The next day, in a nearby field, she finds “a small bird’s nest lined pale / and silvery and the chicks— / are you listening, death?—warm in the rabbit’s fur.”
As I read “The Rabbit,” I saw my patients: bleeding, moaning, gasping. I pictured what once was, and what was lost. The poem helped me accept what I didn’t want to be true: that death, as painful as it is, has its place in nature.
My first time in the ICU I had wondered if I should pray. With life so precarious, science wasn’t enough for me. But I don’t know how to pray, or for what. Poetry, Mary Oliver showed me, is a kind of prayer. It speaks to the vast mysteries of life and death. It gives voice to feelings I do not know how to put into words.
When I returned to the ICU the next year as a resident, three medical students were on our team. I was responsible for teaching them something about critical care. It crossed my mind to take them into a patient’s room and talk about ventilator settings, since over the years I had become interested in the machine.

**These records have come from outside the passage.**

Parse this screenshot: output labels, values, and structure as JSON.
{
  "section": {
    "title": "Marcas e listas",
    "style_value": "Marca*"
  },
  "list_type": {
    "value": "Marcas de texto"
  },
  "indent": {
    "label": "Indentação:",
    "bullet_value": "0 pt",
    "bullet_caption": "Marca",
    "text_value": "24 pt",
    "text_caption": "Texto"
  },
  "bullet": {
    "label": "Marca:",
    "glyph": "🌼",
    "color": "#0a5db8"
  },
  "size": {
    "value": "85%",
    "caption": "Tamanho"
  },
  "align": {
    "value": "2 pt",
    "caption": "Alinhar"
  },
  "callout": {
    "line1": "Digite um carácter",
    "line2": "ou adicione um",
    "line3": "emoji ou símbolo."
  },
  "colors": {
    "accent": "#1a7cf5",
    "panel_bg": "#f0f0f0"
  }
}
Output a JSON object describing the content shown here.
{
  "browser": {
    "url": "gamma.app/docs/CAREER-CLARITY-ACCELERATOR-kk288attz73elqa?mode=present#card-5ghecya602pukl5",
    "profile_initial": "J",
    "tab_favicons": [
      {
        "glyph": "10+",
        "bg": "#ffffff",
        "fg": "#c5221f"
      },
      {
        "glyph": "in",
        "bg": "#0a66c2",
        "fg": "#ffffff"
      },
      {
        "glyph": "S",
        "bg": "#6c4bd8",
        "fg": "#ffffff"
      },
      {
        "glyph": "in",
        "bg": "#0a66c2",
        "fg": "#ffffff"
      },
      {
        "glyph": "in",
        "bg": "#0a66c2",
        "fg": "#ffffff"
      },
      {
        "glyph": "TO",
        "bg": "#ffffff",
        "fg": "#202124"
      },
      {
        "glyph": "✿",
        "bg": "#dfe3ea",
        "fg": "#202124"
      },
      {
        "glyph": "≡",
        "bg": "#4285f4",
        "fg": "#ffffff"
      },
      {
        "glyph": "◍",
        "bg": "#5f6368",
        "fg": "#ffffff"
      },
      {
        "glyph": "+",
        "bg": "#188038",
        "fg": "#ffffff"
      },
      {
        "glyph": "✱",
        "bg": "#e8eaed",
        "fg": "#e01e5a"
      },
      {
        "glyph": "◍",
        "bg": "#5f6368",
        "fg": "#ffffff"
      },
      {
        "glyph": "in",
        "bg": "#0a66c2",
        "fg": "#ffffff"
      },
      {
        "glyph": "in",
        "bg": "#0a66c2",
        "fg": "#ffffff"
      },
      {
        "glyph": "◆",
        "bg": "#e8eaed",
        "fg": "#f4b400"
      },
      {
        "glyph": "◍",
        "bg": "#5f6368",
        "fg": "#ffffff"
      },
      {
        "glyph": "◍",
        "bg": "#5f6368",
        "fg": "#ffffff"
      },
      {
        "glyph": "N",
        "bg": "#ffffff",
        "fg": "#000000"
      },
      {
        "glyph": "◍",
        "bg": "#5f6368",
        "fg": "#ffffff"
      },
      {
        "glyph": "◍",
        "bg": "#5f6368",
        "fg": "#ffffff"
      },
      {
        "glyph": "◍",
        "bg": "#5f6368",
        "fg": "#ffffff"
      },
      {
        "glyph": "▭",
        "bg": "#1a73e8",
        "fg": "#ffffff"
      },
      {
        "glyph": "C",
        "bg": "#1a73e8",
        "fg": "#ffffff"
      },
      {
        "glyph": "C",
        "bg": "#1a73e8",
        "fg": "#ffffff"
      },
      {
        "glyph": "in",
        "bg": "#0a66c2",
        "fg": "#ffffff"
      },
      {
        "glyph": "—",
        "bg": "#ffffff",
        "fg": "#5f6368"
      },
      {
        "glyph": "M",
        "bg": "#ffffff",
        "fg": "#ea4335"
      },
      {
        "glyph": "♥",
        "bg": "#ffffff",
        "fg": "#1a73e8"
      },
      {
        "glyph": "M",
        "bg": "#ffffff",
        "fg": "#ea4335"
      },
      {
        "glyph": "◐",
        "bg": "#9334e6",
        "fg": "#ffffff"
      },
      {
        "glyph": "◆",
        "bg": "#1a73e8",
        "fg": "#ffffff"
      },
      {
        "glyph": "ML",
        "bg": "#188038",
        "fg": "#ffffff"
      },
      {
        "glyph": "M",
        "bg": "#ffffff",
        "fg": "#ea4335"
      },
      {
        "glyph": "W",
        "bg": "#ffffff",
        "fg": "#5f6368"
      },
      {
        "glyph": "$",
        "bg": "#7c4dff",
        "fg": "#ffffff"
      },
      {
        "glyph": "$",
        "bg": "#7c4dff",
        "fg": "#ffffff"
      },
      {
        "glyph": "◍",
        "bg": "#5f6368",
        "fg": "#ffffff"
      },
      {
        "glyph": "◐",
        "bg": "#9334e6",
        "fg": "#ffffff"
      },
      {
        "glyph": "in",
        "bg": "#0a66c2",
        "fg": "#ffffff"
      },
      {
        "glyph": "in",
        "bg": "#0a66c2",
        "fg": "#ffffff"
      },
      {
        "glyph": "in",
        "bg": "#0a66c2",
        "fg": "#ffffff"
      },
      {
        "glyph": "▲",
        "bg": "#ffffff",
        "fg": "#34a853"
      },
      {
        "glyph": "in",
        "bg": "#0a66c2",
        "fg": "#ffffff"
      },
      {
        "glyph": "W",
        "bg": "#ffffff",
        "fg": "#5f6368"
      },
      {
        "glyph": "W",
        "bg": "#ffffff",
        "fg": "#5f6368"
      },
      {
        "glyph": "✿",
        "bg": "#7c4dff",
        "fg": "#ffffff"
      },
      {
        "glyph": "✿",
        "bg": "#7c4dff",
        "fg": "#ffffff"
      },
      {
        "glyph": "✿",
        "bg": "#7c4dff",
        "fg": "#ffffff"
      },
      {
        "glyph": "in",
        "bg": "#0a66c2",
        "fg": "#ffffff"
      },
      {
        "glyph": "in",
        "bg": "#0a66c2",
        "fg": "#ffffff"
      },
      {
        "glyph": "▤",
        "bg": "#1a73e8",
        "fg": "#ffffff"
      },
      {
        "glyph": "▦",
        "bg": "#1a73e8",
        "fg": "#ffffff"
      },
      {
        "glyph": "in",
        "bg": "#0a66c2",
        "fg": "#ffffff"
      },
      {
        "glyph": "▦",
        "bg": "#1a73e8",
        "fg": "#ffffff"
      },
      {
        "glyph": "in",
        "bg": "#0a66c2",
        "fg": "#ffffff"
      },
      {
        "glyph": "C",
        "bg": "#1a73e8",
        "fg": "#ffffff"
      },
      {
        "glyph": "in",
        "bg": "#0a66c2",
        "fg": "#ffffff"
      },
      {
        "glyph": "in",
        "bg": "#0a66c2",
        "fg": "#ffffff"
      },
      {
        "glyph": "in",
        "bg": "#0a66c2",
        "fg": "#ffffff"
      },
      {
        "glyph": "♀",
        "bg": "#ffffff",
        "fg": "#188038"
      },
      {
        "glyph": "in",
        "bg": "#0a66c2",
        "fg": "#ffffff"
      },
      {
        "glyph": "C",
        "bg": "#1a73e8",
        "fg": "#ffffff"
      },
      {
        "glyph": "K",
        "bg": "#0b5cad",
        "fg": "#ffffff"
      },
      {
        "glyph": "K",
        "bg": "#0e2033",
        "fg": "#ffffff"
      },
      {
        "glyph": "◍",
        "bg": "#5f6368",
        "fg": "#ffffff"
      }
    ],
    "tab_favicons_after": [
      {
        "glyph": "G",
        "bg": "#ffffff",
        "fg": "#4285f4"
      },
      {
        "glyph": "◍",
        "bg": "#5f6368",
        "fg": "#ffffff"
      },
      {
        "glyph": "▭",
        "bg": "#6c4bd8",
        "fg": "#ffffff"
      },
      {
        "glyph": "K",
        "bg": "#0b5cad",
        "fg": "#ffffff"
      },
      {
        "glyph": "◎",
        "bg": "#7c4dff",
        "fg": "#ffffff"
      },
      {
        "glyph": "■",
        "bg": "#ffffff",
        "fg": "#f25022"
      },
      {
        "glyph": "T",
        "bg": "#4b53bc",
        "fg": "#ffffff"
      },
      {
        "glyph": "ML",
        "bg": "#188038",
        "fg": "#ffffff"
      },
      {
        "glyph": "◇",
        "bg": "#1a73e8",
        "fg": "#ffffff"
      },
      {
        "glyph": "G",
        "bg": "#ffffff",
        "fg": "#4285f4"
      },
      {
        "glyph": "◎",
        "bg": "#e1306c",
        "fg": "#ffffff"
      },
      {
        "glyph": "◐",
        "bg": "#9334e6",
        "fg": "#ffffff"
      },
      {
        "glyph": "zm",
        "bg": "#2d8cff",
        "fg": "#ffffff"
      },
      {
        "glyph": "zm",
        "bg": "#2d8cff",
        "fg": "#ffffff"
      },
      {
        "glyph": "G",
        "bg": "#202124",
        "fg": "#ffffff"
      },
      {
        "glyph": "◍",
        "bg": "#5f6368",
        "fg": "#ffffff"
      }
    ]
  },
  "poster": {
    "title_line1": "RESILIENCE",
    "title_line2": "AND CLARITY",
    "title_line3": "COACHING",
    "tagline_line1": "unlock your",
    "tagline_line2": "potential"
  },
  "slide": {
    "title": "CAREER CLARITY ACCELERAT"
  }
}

But then I remembered how sad and lost I had felt my first time in the ICU. I decided that the ventilator could wait and I would teach them something else. I gave each student a copy of the poem “Intensive Care” by Jane O. Wayne.
It describes the ICU from the perspective of a patient’s loved one. The narrator imagines the sick person as a ship lost at sea and herself as a villager waiting on the shore for a sign of recovery.
I asked the students if the poem related at all to their experience in the ICU. One of them, an aspiring surgeon, drew our attention to a particular image: “Day after day, on the same narrow coast, / we stood guard, waiting / for some speck to reappear …” The poem made him think of one of our patients, a man who had become paralyzed and could only blink. Each morning the student went into this patient’s room and spoke with his son, who was standing alert at his father’s side.
On rounds, we never acknowledged just how heart-wrenching this man’s condition was. But the poem provided an opening, a permission slip to name the grief we experience vicariously and the helplessness we feel when medicine has reached its limits.
It is difficult to step foot in an ICU without feeling the pain and suffering held within its walls. It is hard to suppress existential questions in such proximity to death. And yet it’s easier to talk about ventilators than these very human responses.
To care for our patients, we need to acknowledge their humanity, and our own. Bringing poetry to the ICU, I’ve discovered, is one way to the heart of things.